Addressing the issue of nursing suicide requires a multifaceted approach, including:
- Promoting mental health awareness and reducing stigma: Encouraging open conversations about mental health, providing resources for self-care, and creating supportive work environments can help break down the stigma surrounding mental health issues in the nursing profession.
- Implementing workplace interventions: Developing policies and practices that promote a healthy work-life balance, limit excessive work hours, and provide mental health resources can help reduce stress and burnout among nurses.
- Providing mental health support: Offering confidential counseling services, peer support programs, and access to mental health care professionals can help nurses cope with the demands of their job and maintain their mental well-being.
- Building resilience: Training programs that help nurses develop coping strategies, manage stress, and foster resilience can help them navigate the challenges of their profession.
Some of these ways to support Nurses are currently being put in practice throughout the UK resulting in excellent interventions being considered and tested to support mental health for all healthcare professionals. Still more could be done, and crucially we need to understand and recognise nursing suicide as a extended issue not something that has appeared as a result of the pandemic and increasing pressures caused by government policies and economic troubles.
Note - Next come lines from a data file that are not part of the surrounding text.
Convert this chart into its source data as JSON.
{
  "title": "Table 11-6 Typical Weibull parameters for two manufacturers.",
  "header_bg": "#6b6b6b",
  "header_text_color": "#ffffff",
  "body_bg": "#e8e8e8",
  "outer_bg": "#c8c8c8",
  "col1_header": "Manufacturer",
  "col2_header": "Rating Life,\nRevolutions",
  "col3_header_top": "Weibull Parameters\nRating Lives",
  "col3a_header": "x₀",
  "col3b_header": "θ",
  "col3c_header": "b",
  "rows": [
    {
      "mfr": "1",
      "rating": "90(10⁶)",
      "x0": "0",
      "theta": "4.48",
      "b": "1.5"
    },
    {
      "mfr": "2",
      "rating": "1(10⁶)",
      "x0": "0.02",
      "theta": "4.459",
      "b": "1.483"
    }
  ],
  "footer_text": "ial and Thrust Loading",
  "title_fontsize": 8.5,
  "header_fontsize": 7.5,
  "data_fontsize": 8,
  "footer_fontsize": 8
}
As a suicidologist I have amassed a team of supporters and professionals with the joint interest in assessing nursing suicide current and past, and seeking to find new ways of prevention, risk recognition, and mental health support. This research continues, and I am looking for new members with experience and interest in nursing suicide to join the advisory team, and share their knowledge and experience. The search for funding is ongoing and I am hopeful to secure funding soon. Suicide is an ever important issue, something that has been raised in the public eye throughout the pandemic, and has the potential to continue to impact on the world as economic, political and social crisis continue. A key for prevention has to be understanding, and that is what we are trying desperately to do.